Perhaps more than any other approach or Web technology, mashups exemplify “Web 2.0.” These unique web applications draw on content from more that one source to create something new. With hundreds of open APIs (Application Programming Interface) to choose from, over 1000 mashups have been created in just the past two years. Google maps, Flickr photos, and many other data sources and services are now available to designers and developers.
Unfortunately, few museums have explored the promise that mashups present. While some of the APIs are commercial in nature, many are relevant to the museum world and could be used to create compelling interactive experiences for museum visitors. Mashups have the potential to allow visitors to access archives, collections, and scientific data in innovative and exciting ways.
As museums slowly begin to explore other Web 2.0 technologies such as blogging and social networking applications, the potential for tapping into these communities with mashups increases. Our visitors are already using mashups and many of the core technologies that open APIs are making accessible.
This half-day workshop will explore the technical and design aspects of mashups. We’ll look at some of the examples that are out there and discuss the technology behind them. We’ll explore some of the more popular open APIs and talk about the possibilities they present.

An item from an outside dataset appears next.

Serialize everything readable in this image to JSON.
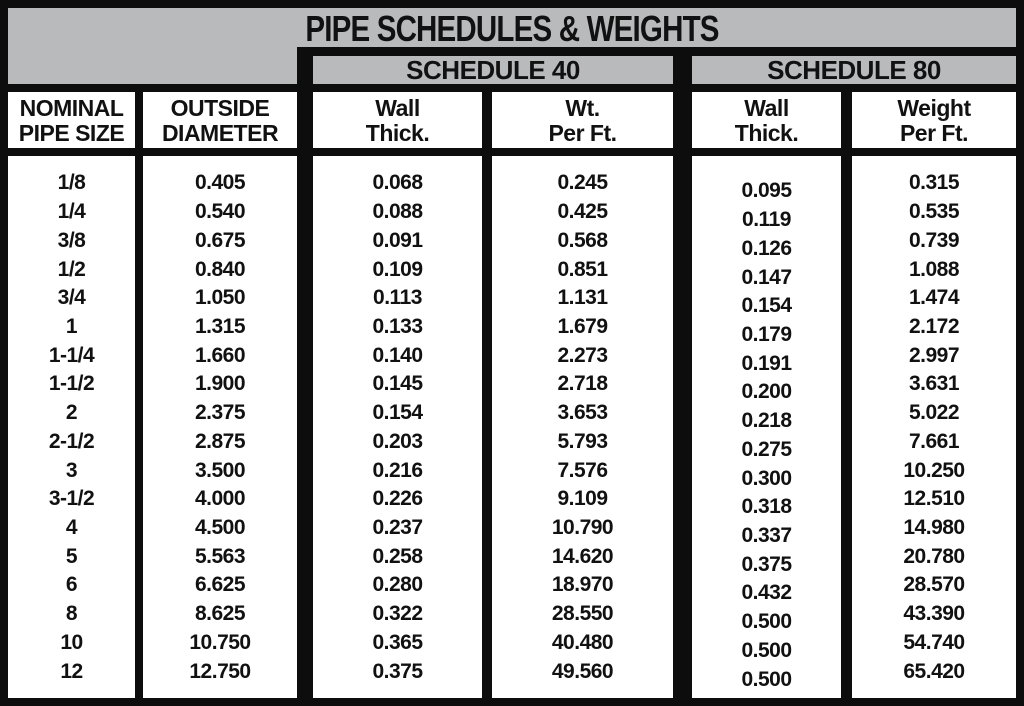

Finally, we’ll explore the design issues surrounding these unique web applications. Due to the complex nature of mashups and the fact that many are produced solely by programmers, usability and visitor experience is often compromised. We’ll look at what is emerging as “best practices” in the development on mashups with a focus on design. Through a rapid design exercise we’ll take a look at the conceptual, information, and visual design aspects of mashups.